Is nothing sacred anymore?
Do I have no place let to call my own?
Even this has become tainted by imitation. Could it by I unknowingly impose parts of my soul on people?
I can see how they start to change, yet I, as always, remain the same. My growth seems to be purely selfish and internal, the outward changes very little but what goes on behind the facade couldn’t be more different from what is expected.
As was my fear she is falling apart at the seams. I knew it would happen. Now the blame for this lies at my feet. She will ask question after question, begging for a different answer, denying what she knows to be true but that was always going to be the case. Such is the price to be paid.

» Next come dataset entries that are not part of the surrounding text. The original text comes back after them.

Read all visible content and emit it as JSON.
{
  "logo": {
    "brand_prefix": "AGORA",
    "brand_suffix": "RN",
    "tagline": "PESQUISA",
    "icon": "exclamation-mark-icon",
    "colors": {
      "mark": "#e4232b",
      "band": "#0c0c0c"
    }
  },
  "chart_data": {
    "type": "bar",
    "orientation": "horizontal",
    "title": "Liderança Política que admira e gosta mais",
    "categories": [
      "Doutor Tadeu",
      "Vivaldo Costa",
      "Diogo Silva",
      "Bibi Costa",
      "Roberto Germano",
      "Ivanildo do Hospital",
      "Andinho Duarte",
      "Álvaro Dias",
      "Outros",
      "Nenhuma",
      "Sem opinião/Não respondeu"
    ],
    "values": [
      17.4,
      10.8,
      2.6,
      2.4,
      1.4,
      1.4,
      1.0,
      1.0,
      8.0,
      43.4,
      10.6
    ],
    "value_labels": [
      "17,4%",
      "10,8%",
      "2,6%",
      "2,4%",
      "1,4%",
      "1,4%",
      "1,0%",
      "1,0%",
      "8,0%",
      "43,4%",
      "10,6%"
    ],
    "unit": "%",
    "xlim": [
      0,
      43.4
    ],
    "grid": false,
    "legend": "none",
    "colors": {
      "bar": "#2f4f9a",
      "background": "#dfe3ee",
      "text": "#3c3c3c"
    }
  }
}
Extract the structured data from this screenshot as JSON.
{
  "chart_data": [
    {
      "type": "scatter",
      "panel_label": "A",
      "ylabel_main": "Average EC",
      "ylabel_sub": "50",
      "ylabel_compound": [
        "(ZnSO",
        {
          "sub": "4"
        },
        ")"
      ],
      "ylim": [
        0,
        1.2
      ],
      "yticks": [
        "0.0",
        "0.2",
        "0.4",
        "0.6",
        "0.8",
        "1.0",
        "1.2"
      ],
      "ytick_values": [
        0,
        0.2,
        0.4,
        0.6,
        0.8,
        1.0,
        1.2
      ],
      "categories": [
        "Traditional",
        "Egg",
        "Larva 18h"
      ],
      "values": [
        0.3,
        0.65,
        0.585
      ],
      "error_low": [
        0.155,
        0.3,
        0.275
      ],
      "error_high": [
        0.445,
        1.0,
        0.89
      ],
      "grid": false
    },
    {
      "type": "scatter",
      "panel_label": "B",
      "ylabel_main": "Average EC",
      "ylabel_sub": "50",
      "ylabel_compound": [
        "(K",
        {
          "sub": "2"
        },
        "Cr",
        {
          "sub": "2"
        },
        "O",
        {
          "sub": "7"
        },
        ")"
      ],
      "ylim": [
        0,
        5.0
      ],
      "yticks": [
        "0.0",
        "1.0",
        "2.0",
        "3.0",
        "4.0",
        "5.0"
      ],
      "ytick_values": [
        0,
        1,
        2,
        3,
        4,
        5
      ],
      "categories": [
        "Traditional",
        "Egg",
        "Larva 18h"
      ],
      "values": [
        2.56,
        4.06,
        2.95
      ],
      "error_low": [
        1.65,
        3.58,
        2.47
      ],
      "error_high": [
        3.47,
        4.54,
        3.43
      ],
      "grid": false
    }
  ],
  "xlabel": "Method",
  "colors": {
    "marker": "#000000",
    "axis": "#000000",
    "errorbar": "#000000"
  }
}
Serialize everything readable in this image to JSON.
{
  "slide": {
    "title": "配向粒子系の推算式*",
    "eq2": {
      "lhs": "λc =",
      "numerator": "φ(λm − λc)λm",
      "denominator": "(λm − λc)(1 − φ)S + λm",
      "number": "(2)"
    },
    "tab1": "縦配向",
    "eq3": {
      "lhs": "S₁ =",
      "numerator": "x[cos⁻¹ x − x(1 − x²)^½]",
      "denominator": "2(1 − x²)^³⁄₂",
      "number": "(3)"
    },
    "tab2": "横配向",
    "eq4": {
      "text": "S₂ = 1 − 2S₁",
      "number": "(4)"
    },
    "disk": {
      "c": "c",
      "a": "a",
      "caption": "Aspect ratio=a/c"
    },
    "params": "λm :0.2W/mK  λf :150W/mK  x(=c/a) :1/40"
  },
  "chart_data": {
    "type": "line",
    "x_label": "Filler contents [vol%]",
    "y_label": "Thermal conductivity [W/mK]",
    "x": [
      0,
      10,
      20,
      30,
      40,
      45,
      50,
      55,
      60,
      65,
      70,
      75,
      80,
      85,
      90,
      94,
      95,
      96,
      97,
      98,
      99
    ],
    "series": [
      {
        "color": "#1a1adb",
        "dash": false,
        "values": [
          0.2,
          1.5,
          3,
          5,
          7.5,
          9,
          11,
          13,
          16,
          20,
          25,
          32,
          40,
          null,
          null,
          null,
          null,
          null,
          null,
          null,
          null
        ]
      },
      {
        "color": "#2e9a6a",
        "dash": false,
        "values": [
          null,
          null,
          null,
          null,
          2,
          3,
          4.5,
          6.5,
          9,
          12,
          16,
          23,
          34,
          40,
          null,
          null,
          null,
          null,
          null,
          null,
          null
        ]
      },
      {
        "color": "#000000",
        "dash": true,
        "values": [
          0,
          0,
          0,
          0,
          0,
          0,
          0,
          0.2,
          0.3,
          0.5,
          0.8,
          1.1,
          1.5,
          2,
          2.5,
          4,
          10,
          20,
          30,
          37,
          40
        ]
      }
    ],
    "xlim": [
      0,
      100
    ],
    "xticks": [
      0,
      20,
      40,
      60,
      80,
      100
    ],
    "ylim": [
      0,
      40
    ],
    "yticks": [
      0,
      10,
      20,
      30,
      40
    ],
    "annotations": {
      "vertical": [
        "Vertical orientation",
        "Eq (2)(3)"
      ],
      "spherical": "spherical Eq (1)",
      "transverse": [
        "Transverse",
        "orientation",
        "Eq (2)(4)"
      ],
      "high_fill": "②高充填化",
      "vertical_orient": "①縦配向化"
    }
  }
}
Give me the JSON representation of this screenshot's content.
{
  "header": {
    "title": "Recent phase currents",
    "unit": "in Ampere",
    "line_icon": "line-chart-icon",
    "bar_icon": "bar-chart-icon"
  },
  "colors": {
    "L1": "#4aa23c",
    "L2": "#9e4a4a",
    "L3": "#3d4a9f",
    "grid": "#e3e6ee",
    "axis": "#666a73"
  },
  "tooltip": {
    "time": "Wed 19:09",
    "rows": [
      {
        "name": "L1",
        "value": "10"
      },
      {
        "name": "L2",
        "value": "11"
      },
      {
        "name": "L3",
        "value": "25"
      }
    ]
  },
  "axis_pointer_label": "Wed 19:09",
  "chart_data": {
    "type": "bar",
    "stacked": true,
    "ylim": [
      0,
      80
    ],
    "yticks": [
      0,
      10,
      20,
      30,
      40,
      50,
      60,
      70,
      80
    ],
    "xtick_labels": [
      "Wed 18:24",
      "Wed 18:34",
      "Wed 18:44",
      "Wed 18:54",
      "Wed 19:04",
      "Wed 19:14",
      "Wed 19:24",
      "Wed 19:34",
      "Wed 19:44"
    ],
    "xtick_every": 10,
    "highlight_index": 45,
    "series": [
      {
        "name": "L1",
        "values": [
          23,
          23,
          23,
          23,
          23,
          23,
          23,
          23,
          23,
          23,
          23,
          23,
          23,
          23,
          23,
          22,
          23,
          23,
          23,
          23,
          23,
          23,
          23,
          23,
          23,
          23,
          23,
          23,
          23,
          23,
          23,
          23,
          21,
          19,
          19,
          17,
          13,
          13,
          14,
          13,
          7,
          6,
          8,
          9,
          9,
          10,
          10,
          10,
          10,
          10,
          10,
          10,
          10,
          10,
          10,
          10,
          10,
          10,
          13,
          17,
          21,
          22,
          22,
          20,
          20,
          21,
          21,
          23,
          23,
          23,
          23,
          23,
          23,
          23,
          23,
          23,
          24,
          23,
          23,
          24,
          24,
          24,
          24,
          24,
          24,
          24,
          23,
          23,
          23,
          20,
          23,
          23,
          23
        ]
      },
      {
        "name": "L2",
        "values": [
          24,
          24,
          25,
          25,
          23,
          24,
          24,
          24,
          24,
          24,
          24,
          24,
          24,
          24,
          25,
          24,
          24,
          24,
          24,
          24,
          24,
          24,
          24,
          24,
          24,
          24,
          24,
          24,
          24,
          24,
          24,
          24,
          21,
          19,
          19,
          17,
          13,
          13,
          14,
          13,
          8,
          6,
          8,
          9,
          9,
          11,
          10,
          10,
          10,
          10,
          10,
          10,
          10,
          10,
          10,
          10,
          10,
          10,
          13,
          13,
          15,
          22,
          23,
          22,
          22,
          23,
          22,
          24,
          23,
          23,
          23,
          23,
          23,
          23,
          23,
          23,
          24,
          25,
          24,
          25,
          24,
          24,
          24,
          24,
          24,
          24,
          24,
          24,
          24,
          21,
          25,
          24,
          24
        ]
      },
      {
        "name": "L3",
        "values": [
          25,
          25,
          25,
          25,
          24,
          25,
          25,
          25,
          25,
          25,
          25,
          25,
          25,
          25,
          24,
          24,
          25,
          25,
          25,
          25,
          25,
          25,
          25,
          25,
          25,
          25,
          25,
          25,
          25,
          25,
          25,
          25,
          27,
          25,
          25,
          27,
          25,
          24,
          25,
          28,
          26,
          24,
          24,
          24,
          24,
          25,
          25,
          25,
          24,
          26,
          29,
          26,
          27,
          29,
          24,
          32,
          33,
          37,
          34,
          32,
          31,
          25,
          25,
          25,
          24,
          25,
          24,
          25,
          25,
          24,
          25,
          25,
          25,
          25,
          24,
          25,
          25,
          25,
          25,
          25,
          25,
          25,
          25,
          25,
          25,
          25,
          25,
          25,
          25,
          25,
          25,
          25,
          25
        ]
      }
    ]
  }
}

I chose to be with her on my own terms because I cared, but the more she tried to force change the colder I became, especially after the endless onslaught of mental strain I’ve muted this year. I made it clear from the first signs of these troubles that I wanted to deal with them alone and that to be near me would come with a risk, my warning fell on deaf ears because like many before the thoughts of her perceived reality and actual reality were very very different.
“Why won’t you touch me? All I wanted was a cuddle…”
Something so simple and easily dispensed, but the simple fact was that I had explained countless times I didn’t want to be touched or close to anyone was ignored, more so because of a lack of understanding than anything else.
So many times I’ve explained and no one has listened, I see no more point in talking anymore.
I will be asked how I can be so cold and my answer will be the same as it always has been; easily.
Why reach out for something that is no longer there?
I know how she is feeling, simply because of the words she has used…
“Why, after you know how much it hurt to hear did you say what she said to you to me?”
The echo of my past resonates in her voice. Comparing two entirely different types of love. I keep a lot held back because there is no need to upset the balance, especially when people already know answers to their own questions. Everyone wants to be the one that made the difference, the exception, the one to make it all better but in reality there is no such thing. There is only who was there at the time when you felt ready and if you’re lucky they were ready too, but if not then you will suffer what has been known throughout history as ‘heart break’ because at that moment in time one of you wasn’t ready.
While it is true you can try and make things work for the better, it won’t change the underlying facts.
Do I care? Of course I do.
Do I love her? Yes, it’s the kind of love from those days where people got married and worked at their relationship together, equally and on the same terms.
Am I in love with her? No… And that is the problem. She is in love with me and wants so desperately for me to feel the same and be the man she has pictured in her head, but sadly the reality is different from the dream.
Am I sad? Yes, things didn’t need to go this way. Hidden truths never needed to be made real and immortalised in spoken word, I would have stayed the course and allowed things to have grown naturally because those good moments outweighed the bad, until it started to consume her… until she let fear set it, and instead of trust there was only a lust for control.
I guess as far as people go I’m one of those who isn’t afraid to admit that they are the problem. After all, I’ve always been the one to walk away in the end because I’m not scared of being alone. What really scares me is being with someone and wasting their life when they will be better off without me. That look 20,30, 40 years from now that says ‘why’ and hold you responsible for their misfortune.
I can see why people choose to be alone, I can understand their plight and I can even understand why people stay together unhappily. It’s just not something I want, love should be equal though it rarely ever is. There have been many times have I hurt a good woman, someone who would have been a wife, friend and life long companion, none of them deserved to be hurt by me, but at least I can see them all now with new partners who gave them what they wanted. At least now I can see them happy because in the end I’ve always known I will end up alone for one simple reason… I choose it.
Before you can devote yourself to another you must first be able to let go of your childish ego and that is something I still haven’t done. We all want an ‘adult’ relationship but how can this be achieved when there are still some many like me who are still merely selfish children at heart.
To know ones self is a frightening thing, especially when you’re me.